23 Ekim 2011 tarihinde 7.2 şiddetindeki deprem sonunda, Van ilinde ve Erciş ilçesinde 28 bin 500 bina hasar görmüştür. 11 bin 317 orta hasarlı binanın kısmen onarımı ile ihya edileceği bilirkişi raporu sonucu anlaşılmıştır. Devlet, orta hasarlı bir bina için “yıkmaya gerek yok” raporu verilirse, daire başına 15 bin lira, faizsiz, 20 yıl vadeli ve ilk iki yılı ödemesiz kredi verecek. Yıkılan bazı köyler için ise, köylü evimizi TOKİ yapsın derse, TOKİ hemen devreye girecek, köylü ben yapacağım derse EYY (Evini Yapana Yardım) modeli devreye girecek. Ev için 40 bin lira, ahır için 15 bin lira toplam 55 bin lira 20 yıl vadeli, ilk iki yıl ödemesiz ve faizsiz kredi verilecek. Bu arada, resmi rakamlara göre Van’dan ülkenin çeşitli yörelerine 300 bin civarında kişi göç etmiştir. Çünkü, 2012 kışı çok şiddetli geçen bir mevsim olmuş, geceleri soğuk eksi 30 dereceye kadar düşmüştür. Devlet, halkı ile, sivil toplum örgütleri ile, belediyeler ile el ele vererek, halkı çadır kentlerden kurtarmak için var gücü ile çalışmıştır. Ve devreye sokulan TOKİ’nin yoğun kar yağışına, gecenin eksi 30 soğuğuna rağmen 15.323 konut bitirilmiş, 100 bloğun da kaba inşaatına başlanılmıştır. Bu arada 25 okul, 24 cami ve 13 adet büfe de hizmete açılmıştır. Van ve Erciş’te başlangıçta çadır kentlerde, soğuk kışta yaşam mücadelesi verenler artık konteynırlara nakledilmişler, böylece daha mükemmel şartlarda yaşamaları için hiçbir fedakarlıktan kaçınılmamıştır. Halen 168 bin 334 kişi konteynırlarda barınmaktadırlar. Hükümetimiz, Başbakan R.Tayyip Erdoğan’ın ağzından Van ve Erciş halkımızı en son 2012’nin ağustosuna kadar kalıcı evlerine yerleştireceğiz taahhüdü, yerine getirilecektir. Depremin ardından ana muhalefet partisi genel başkanı Kemal Kılıçdaroğlu, Van ve Erciş’e gitmiş, halkla görüşmüş ve yapılan işleri görmüş, gerekli eleştirilerini yapmıştı. Muhalefetin bir görevi de, yapılan işleri görüp, hem halka, hem de yapanlara moral vermek için yapıcı tenkitlerde bulunmaktır. Her iş hakkında kara tablo çizmek muhalefet olmanın gereği olmamalıdır. Çünkü, halk işi yerinde görüyor, yaşıyor ve güneş balçıkla sıvanmıyor.
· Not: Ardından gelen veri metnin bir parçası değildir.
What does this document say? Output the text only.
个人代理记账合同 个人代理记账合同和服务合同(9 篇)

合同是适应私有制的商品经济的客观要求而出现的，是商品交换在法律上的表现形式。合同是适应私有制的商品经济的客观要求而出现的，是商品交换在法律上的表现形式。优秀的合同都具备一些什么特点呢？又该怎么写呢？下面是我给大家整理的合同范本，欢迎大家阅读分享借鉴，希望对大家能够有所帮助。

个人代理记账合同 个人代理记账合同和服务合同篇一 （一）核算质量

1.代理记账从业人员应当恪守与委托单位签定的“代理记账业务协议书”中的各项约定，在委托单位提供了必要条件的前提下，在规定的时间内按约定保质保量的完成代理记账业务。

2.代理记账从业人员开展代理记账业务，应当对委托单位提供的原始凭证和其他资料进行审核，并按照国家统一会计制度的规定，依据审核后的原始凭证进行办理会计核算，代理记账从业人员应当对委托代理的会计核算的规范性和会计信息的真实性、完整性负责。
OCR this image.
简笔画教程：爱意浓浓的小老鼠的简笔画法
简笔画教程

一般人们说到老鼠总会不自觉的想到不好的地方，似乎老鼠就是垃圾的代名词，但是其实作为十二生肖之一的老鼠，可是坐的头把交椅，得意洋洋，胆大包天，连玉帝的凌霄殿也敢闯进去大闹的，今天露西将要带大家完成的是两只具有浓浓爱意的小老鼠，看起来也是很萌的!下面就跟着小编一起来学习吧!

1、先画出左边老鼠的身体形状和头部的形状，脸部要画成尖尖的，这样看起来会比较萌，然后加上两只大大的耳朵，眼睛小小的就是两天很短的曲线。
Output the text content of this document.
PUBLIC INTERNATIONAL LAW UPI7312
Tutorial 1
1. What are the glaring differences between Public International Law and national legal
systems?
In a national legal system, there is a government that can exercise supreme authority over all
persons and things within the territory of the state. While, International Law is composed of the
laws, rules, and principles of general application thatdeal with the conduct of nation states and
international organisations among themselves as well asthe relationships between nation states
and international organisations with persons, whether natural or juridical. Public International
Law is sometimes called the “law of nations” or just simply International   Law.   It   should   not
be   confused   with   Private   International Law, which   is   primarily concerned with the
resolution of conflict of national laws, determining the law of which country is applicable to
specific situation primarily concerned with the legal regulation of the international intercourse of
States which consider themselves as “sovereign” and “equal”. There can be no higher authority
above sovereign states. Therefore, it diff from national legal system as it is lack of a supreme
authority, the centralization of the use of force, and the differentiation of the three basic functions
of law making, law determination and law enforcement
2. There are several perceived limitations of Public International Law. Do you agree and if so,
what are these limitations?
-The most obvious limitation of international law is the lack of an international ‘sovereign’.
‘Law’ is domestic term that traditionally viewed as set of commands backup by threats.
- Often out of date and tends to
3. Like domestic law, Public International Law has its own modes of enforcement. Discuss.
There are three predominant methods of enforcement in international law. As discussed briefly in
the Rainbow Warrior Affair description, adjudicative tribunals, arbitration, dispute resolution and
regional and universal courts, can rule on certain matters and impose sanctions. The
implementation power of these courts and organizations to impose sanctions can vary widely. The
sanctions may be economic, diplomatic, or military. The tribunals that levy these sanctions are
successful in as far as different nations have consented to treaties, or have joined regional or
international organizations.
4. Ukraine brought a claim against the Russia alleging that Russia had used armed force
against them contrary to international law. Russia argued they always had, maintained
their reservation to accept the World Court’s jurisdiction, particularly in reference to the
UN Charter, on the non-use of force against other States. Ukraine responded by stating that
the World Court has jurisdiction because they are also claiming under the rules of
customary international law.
Deprem kuşağında bulunan ülkemizde depremle yaşamaya alışmamız lazımdır. Ancak, yapılanların depreme dayanıklı olması iktiza etmektedir. Japonya, somut örneklerden bir ülkedir. Japonlar, her şeyini depreme dayanıklı yapmışlardır. TOKİ’nin de bu şekilde hareket ettiğini biliyoruz. İleri ki yıllarda, herhangi bir yer sarsıntısı olursa, öyle inanıyoruz ki, halkımız artık ne büyük yıkıntıya maruz kalacak nede binlerce ölü ile karşılaşacaktır.
Allah, böyle bir felaketi göstermesin temennisi ile Alanyalı Melike öğretmenin şahsında Van ve Erciş’te şehit olan öğretmenlerimize ve halkımıza rahmet diliyorum.